Professor Tim Spector, of King's College London, well known for his TwinsUK microbiome study and subsequent ZOE digital health startup, is the key scientist behind the COVID Symptom Tracker which has been downloaded by over 2.25 million people since its launch just one month ago today (launched March 24th).

With so many downloads and about 15 million individual reports logged to help track how the disease is progressing across the UK, prof Spector argues it is "the biggest citizen science project in health that's ever been in the world"​.

Speaking in an app update webinar hosted on the Zoe website​, he pointed out that it is becoming better understood that diet and gut health could have a massive impact on virus symptom severity.

"In the US, we've seen that people in poorer areas have been at around ten times higher risk of severe disease.

"There's increasing awareness that having an unstable metabolism, poor diet, and a compromised microbiome, which is so crucial for our immunity, is a big factor.

"We will see in the next few month, things like diet and health coming into play here as being a big modifiable risk factor we can look at for people at risk.

"We know diet and gut health are absolutely crucial for immunity and this could be one unifying reason why these groups are suffering so badly at the moment."

Predicting a second wave

The app will also become hugely important when it comes to predicting and avoiding a second peak, according to the professor, and its data could help keep the number of hospital admissions under control.

"Using the app is probably the fastest way to tract if a second wave is likely to happen as this point.

"A swab test can take 4-5 days to get the results, plus tests can still give false negative results and contact tracing is better when the number of cases is down to the hundreds, as opposed to the thousands.

"For now, sharing symptoms through the app gives us a good level of information to provide the NHS with predictions of future surges."

Discovering new symptoms

Another benefit of the app is its ability to discover new symptoms of COVID-19, with one being loss of smell.

"About 20,000 app users have tested positive for COVID-19 and we can use their data to see what symptoms are associated with a positive test.

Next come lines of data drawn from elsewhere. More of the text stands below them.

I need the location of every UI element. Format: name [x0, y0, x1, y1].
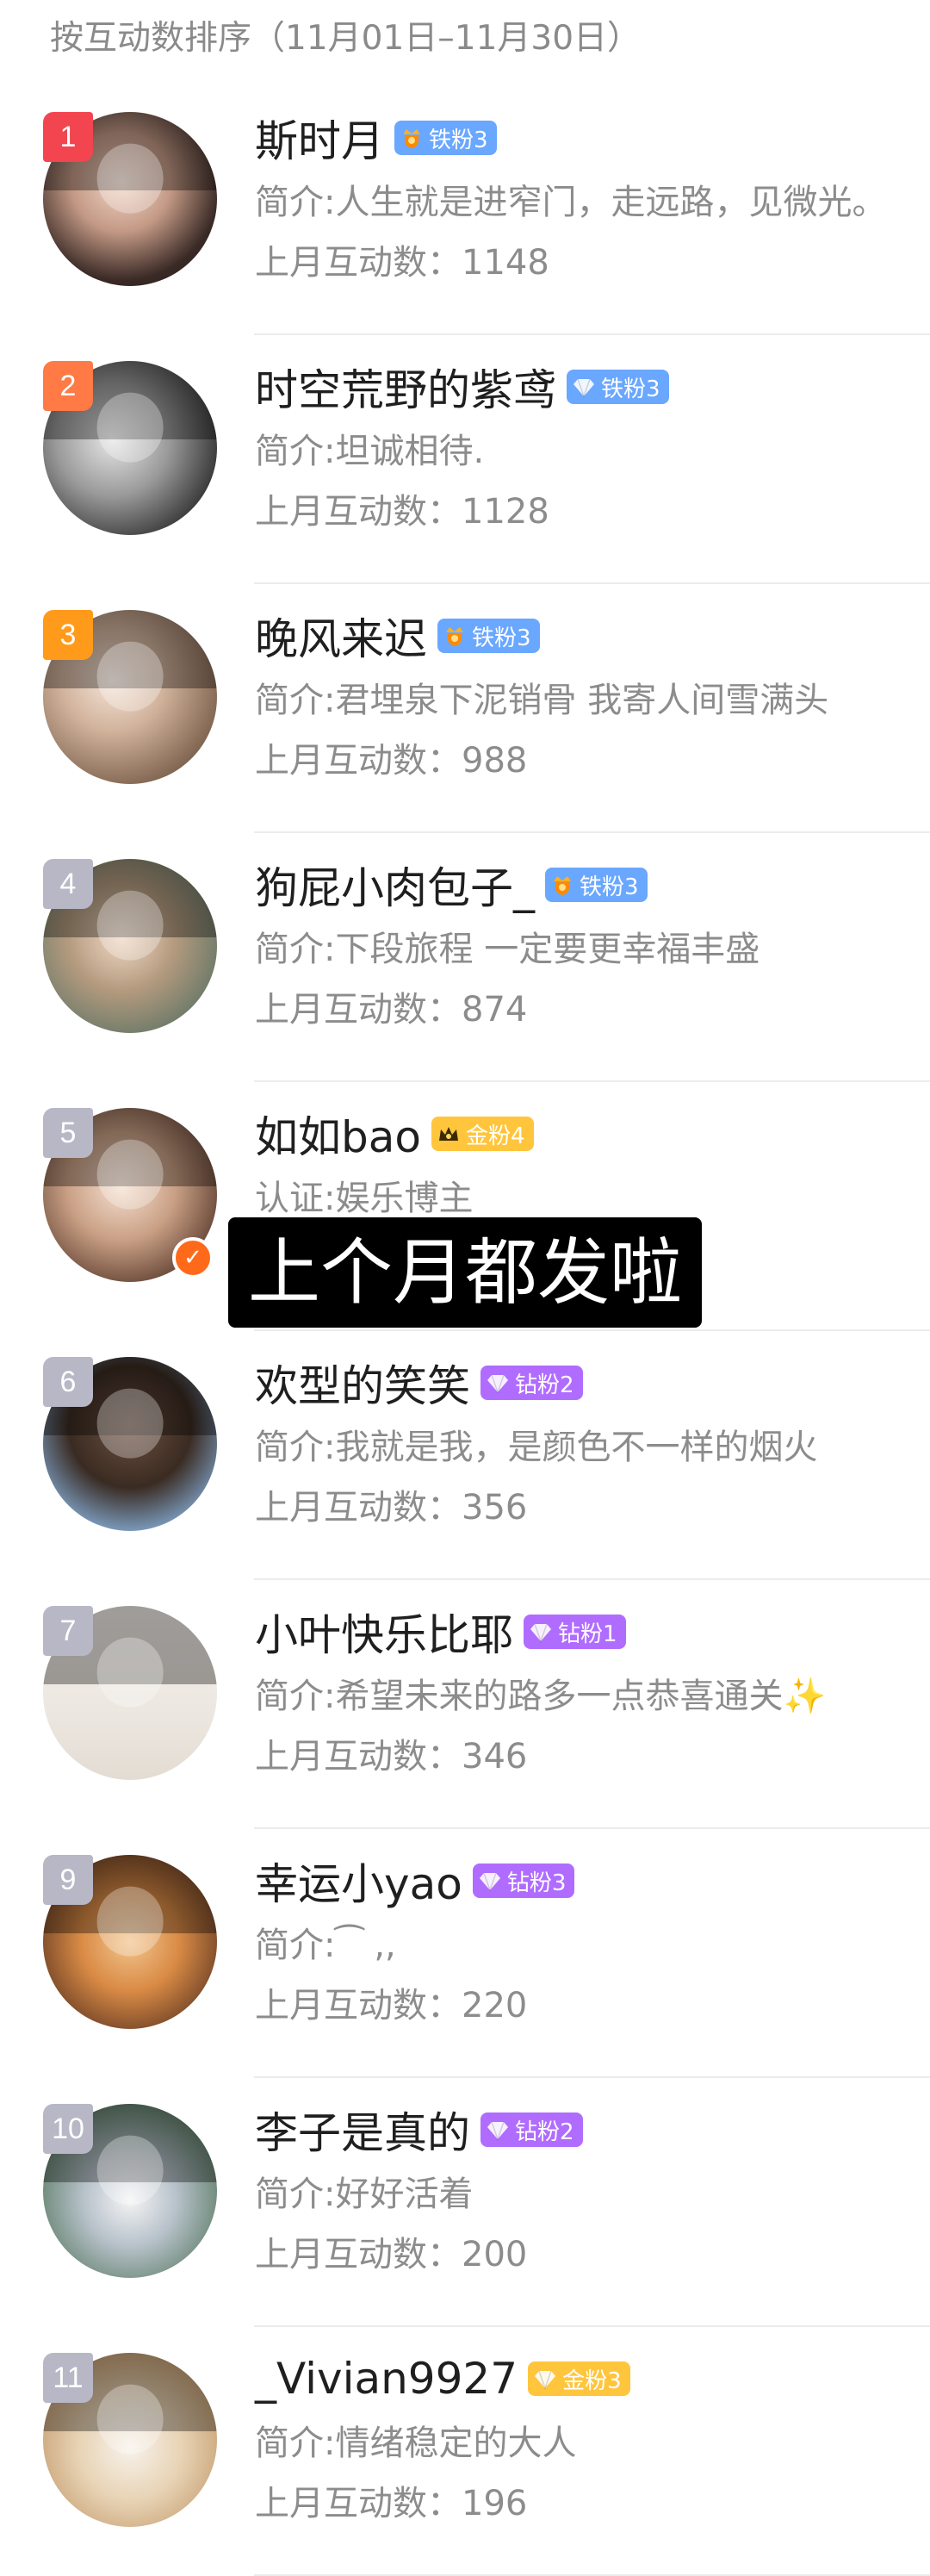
- fan-level-label: 金粉4: [465, 1123, 525, 1149]
- list-item[interactable]: 1 斯时月 铁粉3 简介:人生就是进窄门，走远路，见微光。 上月互动数：1148: [0, 86, 930, 335]
- name-line: 幸运小yao 钻粉3: [255, 1850, 575, 1912]
- list-item[interactable]: 9 幸运小yao 钻粉3 简介:⁀ ,, 上月互动数：220: [0, 1829, 930, 2078]
- user-intro: 简介:人生就是进窄门，走远路，见微光。: [255, 183, 887, 222]
- interaction-count: 上月互动数：346: [255, 1737, 528, 1776]
- fan-level-label: 铁粉3: [601, 376, 660, 402]
- name-line: 狗屁小肉包子_ 铁粉3: [255, 855, 648, 915]
- name-line: 晚风来迟 铁粉3: [255, 606, 540, 666]
- list-item[interactable]: 10 李子是真的 钻粉2 简介:好好活着上月互动数：200: [0, 2078, 930, 2327]
- diamond-icon: [533, 2367, 557, 2391]
- user-intro: 简介:君埋泉下泥销骨 我寄人间雪满头: [255, 681, 829, 720]
- fan-level-badge: 铁粉3: [567, 370, 669, 404]
- rank-badge: 5: [43, 1108, 93, 1158]
- user-intro: 简介:情绪稳定的大人: [255, 2424, 577, 2463]
- user-intro: 简介:下段旅程 一定要更幸福丰盛: [255, 930, 760, 969]
- crown-shield-icon: [400, 126, 424, 150]
- interaction-count: 上月互动数：874: [255, 990, 528, 1030]
- diamond-icon: [486, 2118, 510, 2142]
- user-name[interactable]: 狗屁小肉包子_: [255, 854, 535, 916]
- rank-badge: 4: [43, 859, 93, 909]
- user-name[interactable]: 斯时月: [255, 107, 384, 169]
- fan-level-badge: 铁粉3: [437, 619, 540, 653]
- rank-badge: 9: [43, 1855, 93, 1905]
- user-intro: 简介:⁀ ,,: [255, 1926, 396, 1965]
- fan-level-badge: 金粉3: [528, 2361, 630, 2396]
- list-item[interactable]: 7 小叶快乐比耶 钻粉1 简介:希望未来的路多一点恭喜通关✨ 上月互动数：346: [0, 1580, 930, 1829]
- user-intro: 简介:好好活着: [255, 2175, 474, 2214]
- fan-level-label: 铁粉3: [429, 127, 488, 153]
- user-name[interactable]: 李子是真的: [255, 2099, 470, 2161]
- interaction-count: 上月互动数：220: [255, 1986, 528, 2025]
- rank-badge: 11: [43, 2353, 93, 2403]
- fan-level-badge: 钻粉3: [472, 1864, 575, 1898]
- interaction-count: 上月互动数：988: [255, 741, 528, 781]
- rank-badge: 7: [43, 1606, 93, 1656]
- name-line: _Vivian9927 金粉3: [255, 2349, 630, 2409]
- interaction-count: 上月互动数：1128: [255, 492, 549, 532]
- video-caption: 上个月都发啦: [228, 1217, 702, 1328]
- fan-level-label: 钻粉3: [506, 1870, 567, 1896]
- fan-level-badge: 金粉4: [431, 1117, 534, 1151]
- user-name[interactable]: _Vivian9927: [255, 2354, 518, 2404]
- fan-level-label: 钻粉2: [515, 2119, 574, 2145]
- user-name[interactable]: 小叶快乐比耶: [255, 1601, 513, 1663]
- name-line: 小叶快乐比耶 钻粉1: [255, 1602, 626, 1662]
- interaction-count: 上月互动数：1148: [255, 243, 549, 283]
- fan-level-badge: 钻粉2: [480, 1366, 583, 1400]
- fan-level-label: 金粉3: [562, 2368, 622, 2394]
- user-name[interactable]: 如如bao: [255, 1103, 421, 1165]
- interaction-count: 上月互动数：196: [255, 2484, 528, 2523]
- fan-level-badge: 钻粉1: [524, 1615, 626, 1649]
- rank-badge: 1: [43, 112, 93, 162]
- rank-badge: 6: [43, 1357, 93, 1407]
- diamond-icon: [478, 1869, 502, 1893]
- fan-level-badge: 钻粉2: [480, 2112, 583, 2147]
- user-name[interactable]: 幸运小yao: [255, 1850, 462, 1912]
- rank-badge: 3: [43, 610, 93, 660]
- name-line: 如如bao 金粉4: [255, 1104, 534, 1164]
- diamond-icon: [486, 1371, 510, 1395]
- user-name[interactable]: 欢型的笑笑: [255, 1352, 470, 1414]
- user-intro: 简介:希望未来的路多一点恭喜通关✨: [255, 1677, 827, 1716]
- name-line: 欢型的笑笑 钻粉2: [255, 1353, 583, 1413]
- sort-header: 按互动数排序（11月01日–11月30日）: [50, 19, 642, 58]
- crown-shield-icon: [443, 624, 467, 648]
- user-name[interactable]: 时空荒野的紫鸢: [255, 356, 556, 418]
- user-intro: 认证:娱乐博主: [255, 1179, 474, 1218]
- name-line: 斯时月 铁粉3: [255, 108, 497, 168]
- crown-shield-icon: [550, 873, 574, 897]
- user-intro: 简介:坦诚相待.: [255, 432, 485, 471]
- crown-icon: [437, 1122, 461, 1146]
- fan-level-badge: 铁粉3: [394, 121, 497, 155]
- user-intro: 简介:我就是我，是颜色不一样的烟火: [255, 1428, 818, 1467]
- interaction-count: 上月互动数：356: [255, 1488, 528, 1528]
- list-item[interactable]: 3 晚风来迟 铁粉3 简介:君埋泉下泥销骨 我寄人间雪满头 上月互动数：988: [0, 584, 930, 833]
- interaction-count: 上月互动数：200: [255, 2235, 528, 2274]
- list-item[interactable]: 2 时空荒野的紫鸢 铁粉3 简介:坦诚相待. 上月互动数：1128: [0, 335, 930, 584]
- name-line: 李子是真的 钻粉2: [255, 2100, 583, 2160]
- fan-level-label: 钻粉2: [515, 1372, 574, 1398]
- list-item[interactable]: 6 欢型的笑笑 钻粉2 简介:我就是我，是颜色不一样的烟火 上月互动数：356: [0, 1331, 930, 1580]
- user-name[interactable]: 晚风来迟: [255, 605, 427, 667]
- rank-badge: 10: [43, 2104, 93, 2154]
- rank-badge: 2: [43, 361, 93, 411]
- fan-level-label: 铁粉3: [580, 874, 639, 900]
- fan-level-badge: 铁粉3: [545, 868, 648, 902]
- diamond-icon: [529, 1620, 553, 1644]
- list-item[interactable]: 11 _Vivian9927 金粉3 简介:情绪稳定的大人 上月互动数：196: [0, 2327, 930, 2576]
- diamond-icon: [572, 375, 596, 399]
- fan-level-label: 铁粉3: [472, 625, 531, 651]
- verified-check-icon: ✓: [172, 1237, 214, 1279]
- fan-level-label: 钻粉1: [558, 1621, 617, 1647]
- name-line: 时空荒野的紫鸢 铁粉3: [255, 357, 669, 417]
- list-item[interactable]: 4 狗屁小肉包子_ 铁粉3 简介:下段旅程 一定要更幸福丰盛 上月互动数：874: [0, 833, 930, 1082]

"We can see that loss of smell gives us a six fold increased risk of having a positive test result."

Prof Spector said he is now working to encourage the government to add loss of smell to its list of key virus symptoms so that those who are experiencing this symptom will be advised to self isolate in the same way as those with a temperature and cough.

The team behind the app is working to get NHS England to support the app by encouraging people to sign up.

"We ask anyone out there is influential and if they can help us to please get in touch. All technology that can work to help beat this should be working together as we all have a role to play," ​added prof Spector.